L'arrondissement se fait au chiffre inférieur.
N.B.: les salariés à temps partiel annualisé
doivent être décomptés au prorata de leur
temps de présence dans l'entreprise au cours de l'année.
59. Se trouvent exclus de l'assiette de calcul des effectifs
:
- les apprentis.
- les remplaçants des salariés déjà inscrits à l'effectif.
- les titulaires d'un contrat de travail de formation alternée ou d'un contrat de qualification en alternance.

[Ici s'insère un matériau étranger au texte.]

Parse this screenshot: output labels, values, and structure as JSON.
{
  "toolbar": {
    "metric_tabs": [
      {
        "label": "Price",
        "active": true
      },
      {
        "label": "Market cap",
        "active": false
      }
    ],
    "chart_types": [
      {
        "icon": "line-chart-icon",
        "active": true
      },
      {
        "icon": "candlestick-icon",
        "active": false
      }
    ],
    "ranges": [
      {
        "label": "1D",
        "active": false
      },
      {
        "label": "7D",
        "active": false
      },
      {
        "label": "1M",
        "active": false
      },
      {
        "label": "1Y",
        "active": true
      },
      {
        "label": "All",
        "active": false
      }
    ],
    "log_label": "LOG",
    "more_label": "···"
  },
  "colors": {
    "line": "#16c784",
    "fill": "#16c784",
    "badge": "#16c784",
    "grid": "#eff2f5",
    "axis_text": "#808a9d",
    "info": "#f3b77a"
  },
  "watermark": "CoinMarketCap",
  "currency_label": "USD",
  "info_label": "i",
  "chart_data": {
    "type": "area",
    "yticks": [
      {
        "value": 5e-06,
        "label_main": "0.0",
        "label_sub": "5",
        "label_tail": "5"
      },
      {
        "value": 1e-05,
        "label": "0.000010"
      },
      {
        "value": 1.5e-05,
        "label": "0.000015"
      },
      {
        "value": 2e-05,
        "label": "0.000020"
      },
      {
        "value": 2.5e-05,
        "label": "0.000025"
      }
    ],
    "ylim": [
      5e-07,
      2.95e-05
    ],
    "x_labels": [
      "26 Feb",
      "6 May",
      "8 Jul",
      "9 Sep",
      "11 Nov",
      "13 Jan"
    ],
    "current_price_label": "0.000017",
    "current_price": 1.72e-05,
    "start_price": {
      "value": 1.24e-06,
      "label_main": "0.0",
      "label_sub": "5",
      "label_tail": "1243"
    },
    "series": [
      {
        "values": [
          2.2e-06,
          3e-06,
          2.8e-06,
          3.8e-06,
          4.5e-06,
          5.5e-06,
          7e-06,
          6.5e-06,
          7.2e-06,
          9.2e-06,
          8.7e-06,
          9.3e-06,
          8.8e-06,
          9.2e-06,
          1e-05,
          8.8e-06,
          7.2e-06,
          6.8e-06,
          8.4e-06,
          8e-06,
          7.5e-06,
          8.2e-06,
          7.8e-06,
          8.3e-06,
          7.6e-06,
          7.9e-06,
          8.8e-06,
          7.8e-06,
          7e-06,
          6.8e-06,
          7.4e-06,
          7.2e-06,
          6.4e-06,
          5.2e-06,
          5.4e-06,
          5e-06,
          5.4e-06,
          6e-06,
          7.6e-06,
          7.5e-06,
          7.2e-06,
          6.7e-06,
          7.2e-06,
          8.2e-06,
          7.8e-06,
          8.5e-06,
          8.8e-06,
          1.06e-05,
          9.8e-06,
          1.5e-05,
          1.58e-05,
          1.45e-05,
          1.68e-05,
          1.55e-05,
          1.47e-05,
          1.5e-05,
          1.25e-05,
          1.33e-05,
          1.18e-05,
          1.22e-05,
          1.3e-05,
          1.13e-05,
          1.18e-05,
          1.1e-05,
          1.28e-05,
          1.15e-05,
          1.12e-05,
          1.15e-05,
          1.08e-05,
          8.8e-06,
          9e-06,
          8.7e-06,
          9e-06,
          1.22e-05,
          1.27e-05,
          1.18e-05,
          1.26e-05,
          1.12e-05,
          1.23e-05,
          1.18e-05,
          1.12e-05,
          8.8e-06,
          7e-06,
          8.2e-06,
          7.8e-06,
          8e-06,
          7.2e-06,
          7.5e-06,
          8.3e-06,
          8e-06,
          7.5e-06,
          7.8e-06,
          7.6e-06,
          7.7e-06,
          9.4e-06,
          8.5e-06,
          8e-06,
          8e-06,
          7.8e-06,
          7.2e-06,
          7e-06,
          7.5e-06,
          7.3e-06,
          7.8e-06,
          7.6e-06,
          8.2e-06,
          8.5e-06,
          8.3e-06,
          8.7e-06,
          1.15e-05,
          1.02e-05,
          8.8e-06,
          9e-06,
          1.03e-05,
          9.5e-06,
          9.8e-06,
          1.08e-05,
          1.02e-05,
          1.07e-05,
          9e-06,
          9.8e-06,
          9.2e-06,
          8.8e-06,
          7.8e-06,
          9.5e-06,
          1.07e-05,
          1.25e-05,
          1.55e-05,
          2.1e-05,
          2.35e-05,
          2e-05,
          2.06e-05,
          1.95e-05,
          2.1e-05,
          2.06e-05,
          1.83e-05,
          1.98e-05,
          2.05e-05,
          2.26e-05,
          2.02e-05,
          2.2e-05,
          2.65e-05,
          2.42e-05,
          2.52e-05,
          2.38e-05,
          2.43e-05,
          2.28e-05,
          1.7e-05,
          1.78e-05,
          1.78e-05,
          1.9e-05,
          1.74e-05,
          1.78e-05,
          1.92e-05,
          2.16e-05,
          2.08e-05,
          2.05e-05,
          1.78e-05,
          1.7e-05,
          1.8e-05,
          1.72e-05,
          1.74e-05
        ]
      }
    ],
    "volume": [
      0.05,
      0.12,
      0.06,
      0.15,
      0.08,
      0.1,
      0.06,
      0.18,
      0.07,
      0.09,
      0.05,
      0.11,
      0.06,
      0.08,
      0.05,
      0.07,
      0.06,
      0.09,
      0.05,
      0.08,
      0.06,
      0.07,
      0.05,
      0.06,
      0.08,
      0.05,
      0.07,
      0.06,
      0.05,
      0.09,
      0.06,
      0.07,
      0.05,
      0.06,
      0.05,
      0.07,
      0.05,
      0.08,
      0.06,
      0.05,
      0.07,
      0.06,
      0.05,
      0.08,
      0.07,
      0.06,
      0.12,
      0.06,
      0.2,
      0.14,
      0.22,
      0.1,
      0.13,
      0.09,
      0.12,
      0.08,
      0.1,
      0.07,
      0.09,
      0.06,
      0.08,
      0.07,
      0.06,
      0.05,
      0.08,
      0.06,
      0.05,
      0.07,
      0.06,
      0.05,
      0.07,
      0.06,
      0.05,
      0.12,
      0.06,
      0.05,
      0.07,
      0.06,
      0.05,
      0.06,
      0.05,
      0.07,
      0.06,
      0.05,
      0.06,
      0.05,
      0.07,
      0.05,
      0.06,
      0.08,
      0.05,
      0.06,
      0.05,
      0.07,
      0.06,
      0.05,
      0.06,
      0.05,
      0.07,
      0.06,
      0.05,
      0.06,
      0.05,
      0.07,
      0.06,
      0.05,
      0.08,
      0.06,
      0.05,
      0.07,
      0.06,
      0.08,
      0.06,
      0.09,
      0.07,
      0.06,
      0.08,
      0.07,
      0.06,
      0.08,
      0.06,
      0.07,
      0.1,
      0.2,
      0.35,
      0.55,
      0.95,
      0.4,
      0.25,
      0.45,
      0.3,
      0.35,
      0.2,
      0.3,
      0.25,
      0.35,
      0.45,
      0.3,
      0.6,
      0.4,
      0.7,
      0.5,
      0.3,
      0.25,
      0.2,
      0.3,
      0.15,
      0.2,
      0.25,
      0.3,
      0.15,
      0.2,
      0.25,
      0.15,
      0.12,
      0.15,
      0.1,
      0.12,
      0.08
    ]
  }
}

- les stagiaires de formation professionnelle et d'insertion professionnelle
et les SIVP.
60. Par ailleurs, il convient enfin de remarquer que la loi du 10 juillet 1987 prévoit que les salariés occupant certaines catégories d'emplois exigeant des conditions d'aptitudes particulières, ne sont pas décomptés dans cet effectif. (emplois dans le gros oeuvre du bâtiment et des travaux publics, les vendeurs de grands magasins, les conducteurs, les livreurs, les coursiers salariés.).
Cette exclusion n'entraîne aucune interdiction d'emploi.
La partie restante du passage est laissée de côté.